Last week, we highlighted the enormous differences between vice presidential nominees Sarah Palin (R) and Joe Biden (D). Most people are saying that Barack Obama chose Biden as his running mate to compensate for his own lack of experience. After all, Obama has been in the Senate since only 2005, while Biden has been a senator since 1973, when Obama was 11 years old. But few in the Senate have as much experience as Biden in attacking our Right to Keep and Bear Arms.
Just like fellow Democrats Edward Kennedy, Charles Schumer and Dianne Feinstein, Biden has voted for, and actively pushed, major anti-gun bills, including those:
- Banning semi-automatic firearms;
- Banning hunting, sporting and self-defense ammunition;
- Banning magazines holding more than 10 rounds; and
- Imposing a waiting period on handgun sales.
Biden also voted against the law that prohibits lawsuits designed to bankrupt law-abiding firearm manufacturers and dealers. And he voted against the confirmation of Supreme Court Justices who support the Second Amendment, and voted for the confirmation of Justices who do not.
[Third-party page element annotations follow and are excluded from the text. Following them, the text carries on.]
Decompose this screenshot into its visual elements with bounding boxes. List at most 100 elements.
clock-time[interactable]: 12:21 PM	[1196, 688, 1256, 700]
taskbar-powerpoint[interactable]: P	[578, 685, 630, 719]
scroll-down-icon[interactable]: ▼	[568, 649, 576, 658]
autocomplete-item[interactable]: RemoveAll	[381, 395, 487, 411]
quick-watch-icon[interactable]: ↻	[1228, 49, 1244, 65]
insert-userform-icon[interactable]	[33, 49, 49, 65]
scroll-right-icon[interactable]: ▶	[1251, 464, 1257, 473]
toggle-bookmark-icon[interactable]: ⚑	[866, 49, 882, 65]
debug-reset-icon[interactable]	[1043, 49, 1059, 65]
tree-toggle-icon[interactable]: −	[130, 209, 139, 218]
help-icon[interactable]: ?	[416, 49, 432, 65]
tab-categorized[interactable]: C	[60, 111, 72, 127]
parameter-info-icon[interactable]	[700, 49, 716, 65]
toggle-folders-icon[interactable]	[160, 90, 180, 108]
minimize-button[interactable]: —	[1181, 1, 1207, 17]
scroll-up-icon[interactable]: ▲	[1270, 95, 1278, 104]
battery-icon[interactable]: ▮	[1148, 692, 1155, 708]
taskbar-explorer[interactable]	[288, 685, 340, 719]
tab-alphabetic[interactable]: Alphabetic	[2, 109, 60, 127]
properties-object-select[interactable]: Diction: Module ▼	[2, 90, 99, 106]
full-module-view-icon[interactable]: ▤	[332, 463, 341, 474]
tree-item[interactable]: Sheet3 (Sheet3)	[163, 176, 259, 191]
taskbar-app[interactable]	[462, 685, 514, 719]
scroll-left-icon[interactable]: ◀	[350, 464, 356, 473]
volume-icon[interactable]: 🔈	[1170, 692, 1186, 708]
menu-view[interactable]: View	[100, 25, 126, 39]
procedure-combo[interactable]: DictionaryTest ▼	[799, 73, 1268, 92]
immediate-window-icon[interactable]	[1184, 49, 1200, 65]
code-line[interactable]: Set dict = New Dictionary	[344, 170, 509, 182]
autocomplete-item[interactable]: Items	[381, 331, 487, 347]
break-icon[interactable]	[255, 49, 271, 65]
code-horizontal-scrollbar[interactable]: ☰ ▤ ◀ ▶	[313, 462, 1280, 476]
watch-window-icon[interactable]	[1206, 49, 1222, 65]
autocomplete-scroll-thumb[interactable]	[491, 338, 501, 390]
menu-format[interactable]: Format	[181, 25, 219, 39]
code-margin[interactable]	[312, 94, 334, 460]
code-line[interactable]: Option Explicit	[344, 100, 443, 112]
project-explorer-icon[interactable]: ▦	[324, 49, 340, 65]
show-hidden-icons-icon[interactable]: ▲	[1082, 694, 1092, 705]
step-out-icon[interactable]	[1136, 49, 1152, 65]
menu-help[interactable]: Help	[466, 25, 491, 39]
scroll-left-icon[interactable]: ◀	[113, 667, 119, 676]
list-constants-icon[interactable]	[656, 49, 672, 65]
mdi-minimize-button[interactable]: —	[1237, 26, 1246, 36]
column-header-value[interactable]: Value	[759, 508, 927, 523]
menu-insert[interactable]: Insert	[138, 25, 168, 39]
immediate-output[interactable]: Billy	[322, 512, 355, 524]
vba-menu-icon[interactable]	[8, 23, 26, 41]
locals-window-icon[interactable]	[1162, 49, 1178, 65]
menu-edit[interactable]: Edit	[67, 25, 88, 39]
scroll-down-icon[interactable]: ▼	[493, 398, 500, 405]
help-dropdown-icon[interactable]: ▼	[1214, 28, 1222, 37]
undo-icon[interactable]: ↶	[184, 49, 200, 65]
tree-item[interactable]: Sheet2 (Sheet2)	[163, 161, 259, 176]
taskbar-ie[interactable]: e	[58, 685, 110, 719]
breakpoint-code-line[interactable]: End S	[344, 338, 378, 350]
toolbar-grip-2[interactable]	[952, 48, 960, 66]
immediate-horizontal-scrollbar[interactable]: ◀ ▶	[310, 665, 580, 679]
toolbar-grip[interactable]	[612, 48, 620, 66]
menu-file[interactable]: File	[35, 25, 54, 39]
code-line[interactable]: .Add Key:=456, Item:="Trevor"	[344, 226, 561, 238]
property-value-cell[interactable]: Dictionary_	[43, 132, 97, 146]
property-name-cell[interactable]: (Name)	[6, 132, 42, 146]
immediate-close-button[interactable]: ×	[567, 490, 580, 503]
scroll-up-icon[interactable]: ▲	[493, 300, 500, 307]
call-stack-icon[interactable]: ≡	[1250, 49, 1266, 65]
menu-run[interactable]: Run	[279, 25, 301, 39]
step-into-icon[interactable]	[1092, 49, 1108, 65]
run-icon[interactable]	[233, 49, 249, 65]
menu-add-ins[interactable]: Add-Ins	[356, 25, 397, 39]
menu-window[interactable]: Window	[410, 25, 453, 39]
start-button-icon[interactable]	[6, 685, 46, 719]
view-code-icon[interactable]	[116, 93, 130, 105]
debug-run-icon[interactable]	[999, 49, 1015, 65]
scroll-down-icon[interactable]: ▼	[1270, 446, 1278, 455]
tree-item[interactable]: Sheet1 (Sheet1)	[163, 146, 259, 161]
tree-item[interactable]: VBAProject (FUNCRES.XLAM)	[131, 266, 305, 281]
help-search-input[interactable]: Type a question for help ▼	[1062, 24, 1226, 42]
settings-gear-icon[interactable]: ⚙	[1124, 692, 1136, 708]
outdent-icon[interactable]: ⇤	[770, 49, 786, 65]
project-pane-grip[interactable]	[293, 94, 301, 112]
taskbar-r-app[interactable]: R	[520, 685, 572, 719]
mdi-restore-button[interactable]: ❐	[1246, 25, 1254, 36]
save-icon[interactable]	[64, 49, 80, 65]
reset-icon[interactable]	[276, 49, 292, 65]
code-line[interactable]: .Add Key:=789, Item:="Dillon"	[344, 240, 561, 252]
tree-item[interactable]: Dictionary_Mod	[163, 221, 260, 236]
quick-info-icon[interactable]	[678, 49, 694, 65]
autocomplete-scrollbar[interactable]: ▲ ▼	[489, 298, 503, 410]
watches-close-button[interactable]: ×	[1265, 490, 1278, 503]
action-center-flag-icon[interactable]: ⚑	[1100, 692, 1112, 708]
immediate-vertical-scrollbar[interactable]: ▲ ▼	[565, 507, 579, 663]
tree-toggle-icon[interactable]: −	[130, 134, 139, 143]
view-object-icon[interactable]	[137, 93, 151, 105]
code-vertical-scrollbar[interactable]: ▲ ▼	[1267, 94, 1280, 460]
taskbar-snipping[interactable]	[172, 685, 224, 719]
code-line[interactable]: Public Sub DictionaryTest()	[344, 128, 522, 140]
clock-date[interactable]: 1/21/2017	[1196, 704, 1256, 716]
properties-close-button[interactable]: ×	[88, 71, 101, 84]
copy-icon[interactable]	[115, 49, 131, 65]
The Brady Campaign sums it up in a straightforward fashion: "Senator Biden has been a consistent supporter of the Brady Campaign." According to the gun prohibition activist group, "Senator Biden was a key player in the fight for the federal assault weapons ban that passed in 1994. He also worked hard for passage of the Brady Law (sic)."
To hear Biden tell it, though, that's only half the story. Last year, during a debate with Obama, Sen. Hillary Clinton, and other contenders for the Democratic Party's presidential nomination, Biden said, "I'm the guy who originally wrote the assault weapons ban."
Now, on the one hand, Biden has been faulted in the past for claiming credit for others' work. In one instance, the Washington Post reported, Biden "lifted five pages from a published law review article and used them in his 15-page paper for a legal-methods course" in college. He also plagiarized British Labor Leader Neil Kinnock in a speech before the National Education Association, and similarly "failed to attribute to the late Sen. Robert F. Kennedy a lengthy passage . . . in a speech he gave to the California Democratic Party."
But Biden almost told the truth about his role in the "assault weapon" issue. Indeed, though Sens. Howard Metzenbaum (D-OH) and Dennis DeConcini (D-AZ) had authored earlier bills, Biden introduced an "assault weapons" ban in Congress five years before the Clinton gun and magazine ban was imposed. In 1989, a Biden bill (S. 1970) proposed to ban the Colt AR-15 and eight similar firearms as "assault weapons," and authorize the Secretary of the Treasury (in reality, the then Bureau of Alcohol, Tobacco and Firearms) and the Attorney General to recommend to Congress any other firearms, regardless of type, to be banned as "additional assault weapons."
To this day, Biden doesn't merely support a ban on "assault weapons" and standard-capacity magazines holding more than 10 rounds, he actively pushes it. In the current Congress, another Biden bill (S. 2237) proposes to renew the Clinton ban on roughly 200 makes and models of semi-automatic rifles, shotguns, and handguns on the basis of things like the shape of their grips, and on ammunition magazines that hold more than 10 rounds, regardless of the kind of firearm in which they are used.
The Supreme Court's recent ruling in District of Columbia v. Heller—the case that overturned Washington, D.C.'s handgun ban—offers two more insights into Biden's position on the Right to Keep and Bear Arms.
First, Biden has been in the Senate long enough to vote on the confirmation of all nine justices now on the Court. Biden voted to confirm only one of the five justices who ruled against D.C.'s handgun ban in Heller, and he voted to confirm all four justices who believed D.C. could ban handguns without violating the Second Amendment.
Second, before the case went before the Supreme Court, more than 300 members of Congress signed a legal brief supporting the Second Amendment and opposing D.C.'s handgun ban. Biden, like Obama, refused to sign the brief.
While the Obama campaign wants voters to think that Joe Biden complements him, bringing a different perspective to the Democrat ticket, the reality is that both candidates have long records throughout their careers of not merely of going along with gun control, but originating and pushing the anti-gun agenda aggressively. It is fair to say that if Barack Obama is elected president, Joe Biden will be the most anti-gun vice president in American history.